According to a relative of Pedro Hernandez, law enforcement was contacted in the 1980s after Hernandez confessed in a group setting about harming a boy in New York. But police thought the tipster might have been mad at Hernandez or had an ulterior motive for fingering him.
The tipster has got to be a woman. You don't see many men hunt down the police to rat on other men, typically. And it would have been just like a woman to make this next statement told to CNN.
"When he moved home, he was really nervous and shaking all the time. He constantly had diarrhea, and he spent a lot of time just looking out the window."
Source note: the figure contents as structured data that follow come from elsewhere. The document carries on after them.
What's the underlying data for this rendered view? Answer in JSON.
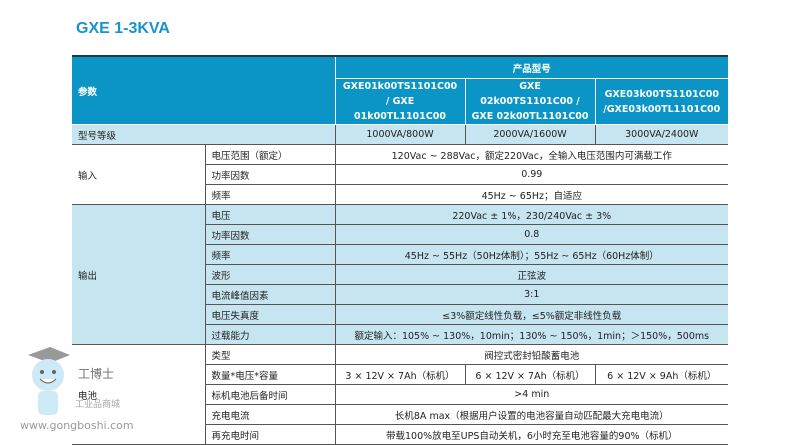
{
  "title": "GXE 1-3KVA",
  "header": {
    "param": "参数",
    "product_model": "产品型号",
    "models": [
      "GXE01k00TS1101C00 / GXE 01k00TL1101C00",
      "GXE 02k00TS1101C00 / GXE 02k00TL1101C00",
      "GXE03k00TS1101C00 /GXE03k00TL1101C00"
    ]
  },
  "rating": {
    "label": "型号等级",
    "values": [
      "1000VA/800W",
      "2000VA/1600W",
      "3000VA/2400W"
    ]
  },
  "input": {
    "label": "输入",
    "rows": [
      {
        "k": "电压范围（额定）",
        "v": "120Vac ~ 288Vac，额定220Vac，全输入电压范围内可满载工作"
      },
      {
        "k": "功率因数",
        "v": "0.99"
      },
      {
        "k": "频率",
        "v": "45Hz ~ 65Hz；自适应"
      }
    ]
  },
  "output": {
    "label": "输出",
    "rows": [
      {
        "k": "电压",
        "v": "220Vac ± 1%，230/240Vac ± 3%"
      },
      {
        "k": "功率因数",
        "v": "0.8"
      },
      {
        "k": "频率",
        "v": "45Hz ~ 55Hz（50Hz体制）；55Hz ~ 65Hz（60Hz体制）"
      },
      {
        "k": "波形",
        "v": "正弦波"
      },
      {
        "k": "电流峰值因素",
        "v": "3:1"
      },
      {
        "k": "电压失真度",
        "v": "≤3%额定线性负载，≤5%额定非线性负载"
      },
      {
        "k": "过载能力",
        "v": "额定输入：105% ~ 130%，10min；130% ~ 150%，1min；＞150%，500ms"
      }
    ]
  },
  "battery": {
    "label": "电池",
    "type_k": "类型",
    "type_v": "阀控式密封铅酸蓄电池",
    "qty_k": "数量*电压*容量",
    "qty_v": [
      "3 × 12V × 7Ah（标机）",
      "6 × 12V × 7Ah（标机）",
      "6 × 12V × 9Ah（标机）"
    ],
    "backup_k": "标机电池后备时间",
    "backup_v": ">4 min",
    "charge_k": "充电电流",
    "charge_v": "长机8A max（根据用户设置的电池容量自动匹配最大充电电流）",
    "recharge_k": "再充电时间",
    "recharge_v": "带载100%放电至UPS自动关机，6小时充至电池容量的90%（标机）"
  },
  "watermark": {
    "brand": "工博士",
    "sub": "工业品商城",
    "url": "www.gongboshi.com"
  },
  "colors": {
    "header": "#0a95c6",
    "light": "#c6e5f1",
    "title": "#1a93c9"
  }
}
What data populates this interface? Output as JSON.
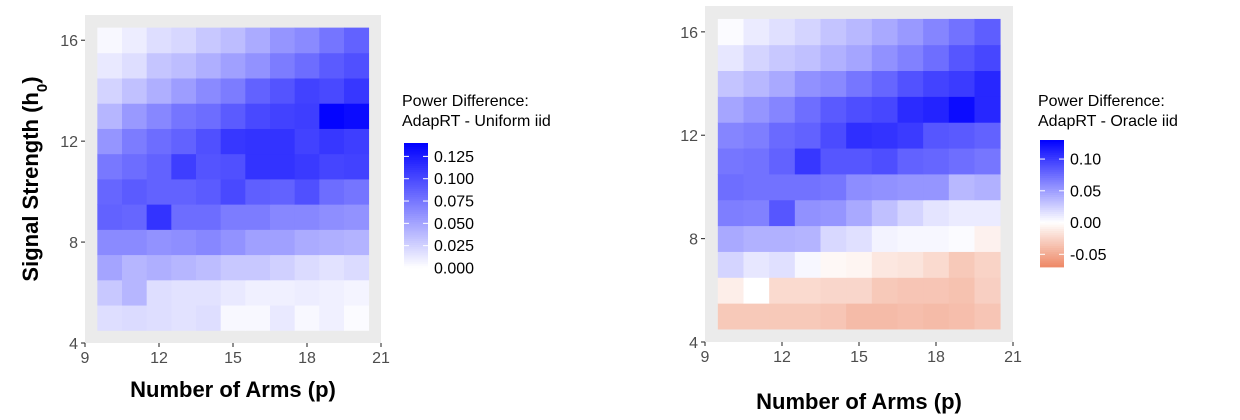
{
  "chart_data": [
    {
      "type": "heatmap",
      "xlabel": "Number of Arms (p)",
      "ylabel": "Signal Strength (h",
      "ylabel_subscript": "0",
      "ylabel_close": ")",
      "x": [
        10,
        11,
        12,
        13,
        14,
        15,
        16,
        17,
        18,
        19,
        20
      ],
      "y": [
        5,
        6,
        7,
        8,
        9,
        10,
        11,
        12,
        13,
        14,
        15,
        16
      ],
      "xlim": [
        9,
        21
      ],
      "ylim": [
        4,
        17
      ],
      "xticks": [
        9,
        12,
        15,
        18,
        21
      ],
      "yticks": [
        4,
        8,
        12,
        16
      ],
      "legend_title": [
        "Power Difference:",
        "AdapRT - Uniform iid"
      ],
      "legend_ticks": [
        "0.125",
        "0.100",
        "0.075",
        "0.050",
        "0.025",
        "0.000"
      ],
      "legend_values": [
        0.125,
        0.1,
        0.075,
        0.05,
        0.025,
        0.0
      ],
      "color_low": "#ffffff",
      "color_high": "#0000ff",
      "color_mid": null,
      "zlim": [
        0,
        0.14
      ],
      "values": [
        [
          0.018,
          0.02,
          0.018,
          0.016,
          0.018,
          0.004,
          0.004,
          0.012,
          0.004,
          0.008,
          0.002
        ],
        [
          0.03,
          0.04,
          0.018,
          0.016,
          0.016,
          0.012,
          0.008,
          0.008,
          0.01,
          0.008,
          0.006
        ],
        [
          0.05,
          0.04,
          0.044,
          0.04,
          0.036,
          0.03,
          0.03,
          0.026,
          0.02,
          0.016,
          0.02
        ],
        [
          0.064,
          0.064,
          0.06,
          0.062,
          0.066,
          0.06,
          0.052,
          0.052,
          0.046,
          0.044,
          0.042
        ],
        [
          0.086,
          0.084,
          0.112,
          0.08,
          0.08,
          0.072,
          0.072,
          0.066,
          0.066,
          0.062,
          0.06
        ],
        [
          0.084,
          0.09,
          0.086,
          0.086,
          0.09,
          0.1,
          0.088,
          0.086,
          0.096,
          0.08,
          0.076
        ],
        [
          0.074,
          0.08,
          0.086,
          0.106,
          0.094,
          0.096,
          0.112,
          0.112,
          0.108,
          0.102,
          0.104
        ],
        [
          0.058,
          0.072,
          0.08,
          0.086,
          0.096,
          0.11,
          0.112,
          0.112,
          0.104,
          0.11,
          0.106
        ],
        [
          0.04,
          0.056,
          0.066,
          0.076,
          0.08,
          0.09,
          0.1,
          0.104,
          0.106,
          0.138,
          0.134
        ],
        [
          0.024,
          0.034,
          0.044,
          0.054,
          0.064,
          0.072,
          0.086,
          0.094,
          0.104,
          0.1,
          0.11
        ],
        [
          0.012,
          0.018,
          0.032,
          0.036,
          0.044,
          0.052,
          0.06,
          0.072,
          0.08,
          0.09,
          0.096
        ],
        [
          0.004,
          0.01,
          0.018,
          0.022,
          0.03,
          0.036,
          0.046,
          0.058,
          0.064,
          0.076,
          0.086
        ]
      ]
    },
    {
      "type": "heatmap",
      "xlabel": "Number of Arms (p)",
      "ylabel": "",
      "x": [
        10,
        11,
        12,
        13,
        14,
        15,
        16,
        17,
        18,
        19,
        20
      ],
      "y": [
        5,
        6,
        7,
        8,
        9,
        10,
        11,
        12,
        13,
        14,
        15,
        16
      ],
      "xlim": [
        9,
        21
      ],
      "ylim": [
        4,
        17
      ],
      "xticks": [
        9,
        12,
        15,
        18,
        21
      ],
      "yticks": [
        4,
        8,
        12,
        16
      ],
      "legend_title": [
        "Power Difference:",
        "AdapRT - Oracle iid"
      ],
      "legend_ticks": [
        "0.10",
        "0.05",
        "0.00",
        "-0.05"
      ],
      "legend_values": [
        0.1,
        0.05,
        0.0,
        -0.05
      ],
      "color_low": "#ee8866",
      "color_mid": "#ffffff",
      "color_high": "#0000ff",
      "zlim": [
        -0.07,
        0.13
      ],
      "values": [
        [
          -0.032,
          -0.032,
          -0.032,
          -0.032,
          -0.034,
          -0.04,
          -0.04,
          -0.038,
          -0.04,
          -0.038,
          -0.034
        ],
        [
          -0.01,
          0.0,
          -0.022,
          -0.022,
          -0.024,
          -0.024,
          -0.032,
          -0.034,
          -0.034,
          -0.036,
          -0.028
        ],
        [
          0.022,
          0.012,
          0.016,
          0.004,
          -0.004,
          -0.006,
          -0.014,
          -0.016,
          -0.022,
          -0.032,
          -0.026
        ],
        [
          0.044,
          0.04,
          0.04,
          0.038,
          0.02,
          0.016,
          0.006,
          0.004,
          0.004,
          0.002,
          -0.008
        ],
        [
          0.066,
          0.064,
          0.086,
          0.056,
          0.054,
          0.044,
          0.032,
          0.022,
          0.014,
          0.01,
          0.01
        ],
        [
          0.074,
          0.072,
          0.072,
          0.072,
          0.07,
          0.058,
          0.056,
          0.054,
          0.054,
          0.036,
          0.04
        ],
        [
          0.07,
          0.072,
          0.08,
          0.102,
          0.086,
          0.086,
          0.09,
          0.08,
          0.078,
          0.074,
          0.07
        ],
        [
          0.062,
          0.066,
          0.076,
          0.08,
          0.092,
          0.106,
          0.104,
          0.1,
          0.086,
          0.084,
          0.08
        ],
        [
          0.046,
          0.054,
          0.062,
          0.074,
          0.084,
          0.09,
          0.094,
          0.108,
          0.112,
          0.124,
          0.11
        ],
        [
          0.03,
          0.036,
          0.044,
          0.056,
          0.06,
          0.07,
          0.078,
          0.088,
          0.096,
          0.1,
          0.11
        ],
        [
          0.012,
          0.022,
          0.028,
          0.032,
          0.04,
          0.046,
          0.056,
          0.064,
          0.074,
          0.086,
          0.094
        ],
        [
          0.002,
          0.01,
          0.016,
          0.022,
          0.03,
          0.036,
          0.044,
          0.052,
          0.062,
          0.072,
          0.082
        ]
      ]
    }
  ]
}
A woman would notice those things; a man likely wouldn't. In addition, police might discount a woman the way this confidential source claims they were discounted.
"You feel like they didn't believe you. I felt empty and a little bit mad. I was expecting something else."
New York Police Commissioner Ray Kelly has gone on record officially to say that no one from Hernandez's family, or any spiritual advisor, ever contacted police with a tip.
That flies in the face of what the CNN source is saying. So who do you believe? The source who claims they told the police in the 1980s about Hernandez's confession—or the police, who've botched this case from the start?
It's no secret that police fielded an innumerable numbers of tips as they sought Etan Patz back then. And that they ran down all kinds of leads during the investigation in 1979. But a tip brought to them in the 1980s should have warranted more than a cursory glance, as the relative of Pedro Hernandez alleges.
One things for sure, however. The police were still going in the wrong direction in the Etan Patz case as late as this month, when they were tearing into a basement of another suspect in the case. So it's a good thing someone on the police force listened to the most recent tipster.




Comments: 7 ( 1 removed by Hillary Hill )
Hernandez's daughter, who is in college now, may not have ever been told of her father's history for reasons many families keep histories from their own children now.
She wasn't even born back then, of course, so she would have had to have been told by someone else. Her mother, who may not have married Hernandez until years after the tip, may not have even known he "confessed" to the group either.
Believe it or not, some men's parents, siblings and relatives do keep things from their new wives about their bad pasts. So it is possible that no one ever told her...including him, since the "confession" was allegedly made years ago and no other crimes have been tied to him since.
The tipster appears to have made one try at telling and when the police didn't take them seriously then they didn't push it with the family or anyone else after that...until that NY basement started getting searched, of course. And then they may have thought someone might listen now. And someone did.
You could be right about the tip line call, about her speaking with someone and getting referred to another, who didn't follow up. That did happen back then, for sure, as all those old cases that still aren't closed attest.
Telling the cops is a whole lot different from telling the person who ends up being engaged to the suspect. For one thing, the cops can keep it quiet that you're their tipster...as they are doing now.